When I joined, the team had most of a solution ready to go. They needed help with observability. My first major contribution was sitting down, listing failure modes, identifying the gaps in our metrics and alerts, and filling them. Then I took it a step further by identifying an aggressive but achievable service level objective:

Our objective was to return a score for every transaction in under 150ms (from the moment the POST hit one of our servers to the moment we returned a payload).

How did we do?

A graphana graph titled “Wolverine SLO Met (avg for time range)”. The big number is 99.982%, and the line is mostly straight across with a few dips here and there.

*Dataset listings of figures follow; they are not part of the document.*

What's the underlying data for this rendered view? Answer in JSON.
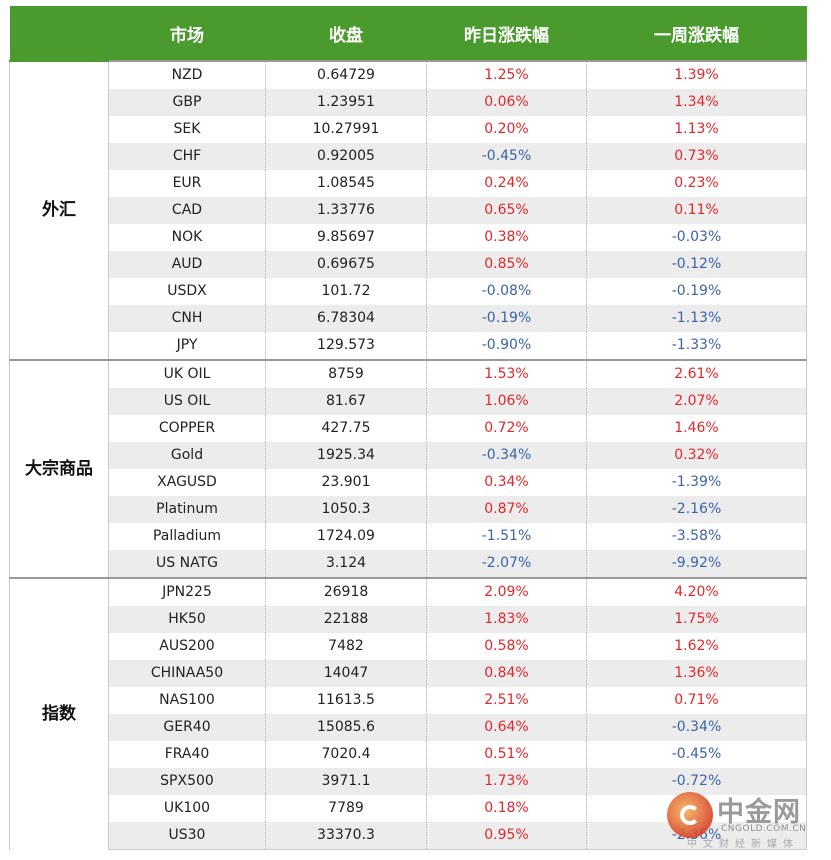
{
  "header": {
    "market": "市场",
    "close": "收盘",
    "day_change": "昨日涨跌幅",
    "week_change": "一周涨跌幅"
  },
  "groups": [
    {
      "name": "外汇",
      "rows": [
        {
          "market": "NZD",
          "close": "0.64729",
          "day": "1.25%",
          "week": "1.39%"
        },
        {
          "market": "GBP",
          "close": "1.23951",
          "day": "0.06%",
          "week": "1.34%"
        },
        {
          "market": "SEK",
          "close": "10.27991",
          "day": "0.20%",
          "week": "1.13%"
        },
        {
          "market": "CHF",
          "close": "0.92005",
          "day": "-0.45%",
          "week": "0.73%"
        },
        {
          "market": "EUR",
          "close": "1.08545",
          "day": "0.24%",
          "week": "0.23%"
        },
        {
          "market": "CAD",
          "close": "1.33776",
          "day": "0.65%",
          "week": "0.11%"
        },
        {
          "market": "NOK",
          "close": "9.85697",
          "day": "0.38%",
          "week": "-0.03%"
        },
        {
          "market": "AUD",
          "close": "0.69675",
          "day": "0.85%",
          "week": "-0.12%"
        },
        {
          "market": "USDX",
          "close": "101.72",
          "day": "-0.08%",
          "week": "-0.19%"
        },
        {
          "market": "CNH",
          "close": "6.78304",
          "day": "-0.19%",
          "week": "-1.13%"
        },
        {
          "market": "JPY",
          "close": "129.573",
          "day": "-0.90%",
          "week": "-1.33%"
        }
      ]
    },
    {
      "name": "大宗商品",
      "rows": [
        {
          "market": "UK OIL",
          "close": "8759",
          "day": "1.53%",
          "week": "2.61%"
        },
        {
          "market": "US OIL",
          "close": "81.67",
          "day": "1.06%",
          "week": "2.07%"
        },
        {
          "market": "COPPER",
          "close": "427.75",
          "day": "0.72%",
          "week": "1.46%"
        },
        {
          "market": "Gold",
          "close": "1925.34",
          "day": "-0.34%",
          "week": "0.32%"
        },
        {
          "market": "XAGUSD",
          "close": "23.901",
          "day": "0.34%",
          "week": "-1.39%"
        },
        {
          "market": "Platinum",
          "close": "1050.3",
          "day": "0.87%",
          "week": "-2.16%"
        },
        {
          "market": "Palladium",
          "close": "1724.09",
          "day": "-1.51%",
          "week": "-3.58%"
        },
        {
          "market": "US NATG",
          "close": "3.124",
          "day": "-2.07%",
          "week": "-9.92%"
        }
      ]
    },
    {
      "name": "指数",
      "rows": [
        {
          "market": "JPN225",
          "close": "26918",
          "day": "2.09%",
          "week": "4.20%"
        },
        {
          "market": "HK50",
          "close": "22188",
          "day": "1.83%",
          "week": "1.75%"
        },
        {
          "market": "AUS200",
          "close": "7482",
          "day": "0.58%",
          "week": "1.62%"
        },
        {
          "market": "CHINAA50",
          "close": "14047",
          "day": "0.84%",
          "week": "1.36%"
        },
        {
          "market": "NAS100",
          "close": "11613.5",
          "day": "2.51%",
          "week": "0.71%"
        },
        {
          "market": "GER40",
          "close": "15085.6",
          "day": "0.64%",
          "week": "-0.34%"
        },
        {
          "market": "FRA40",
          "close": "7020.4",
          "day": "0.51%",
          "week": "-0.45%"
        },
        {
          "market": "SPX500",
          "close": "3971.1",
          "day": "1.73%",
          "week": "-0.72%"
        },
        {
          "market": "UK100",
          "close": "7789",
          "day": "0.18%",
          "week": "-"
        },
        {
          "market": "US30",
          "close": "33370.3",
          "day": "0.95%",
          "week": "-2.36%"
        }
      ]
    }
  ],
  "colors": {
    "header_bg": "#4a9a2e",
    "positive": "#e0282c",
    "negative": "#3b64a8",
    "stripe": "#ececec"
  },
  "watermark": {
    "title": "中金网",
    "url": "CNGOLD.COM.CN",
    "subtitle": "中文财经新媒体",
    "icon": "cngold-logo-icon"
  }
}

This is the percent of transactions for which we hit that SLO between April 2025 (when I started measuring) and July (today). Eight people, one EKS cluster, building on top of legacy banking systems, having just turned it on, and handling ~50% of the debit card traffic in the United States. I’m damn pleased with that number.

Bringing big tech to legacy finance

I worked for a new acquisition of a 60 year old company. They’ve got mainframes. They’ve got datacenters. They definitely run production COBOL, although I didn’t see any. I’ve largely worked at smaller, significantly newer tech companies, and so has most of my immediate team. There are two guiding principles we had that our counterparts at the big company didn’t:

Prod stays up
When prod goes down, we figure out what we need to change so prod stays up in the future.

Imagine our surprise when we found out that some teams take 30+ minutes every month to test the failover between datacenters. Imagine our surprise when we had to explain to the SRE team that, while we appreciate their diligence fixing a problem in the dev environment, they brought down Prod in doing so.

They had monitoring and observability, but we stepped in and made sure they were measuring the right things, they had the right alerts, and that the right people were being notified when something went wrong. When I fat-fingered a config and caused a significant accident, I created the postmortem template, filled it out, and called a meeting with other department leads where I explained exactly what happened and what we’re doing to prevent it from happening again. The subtext was: This is the level of commitment you get from us.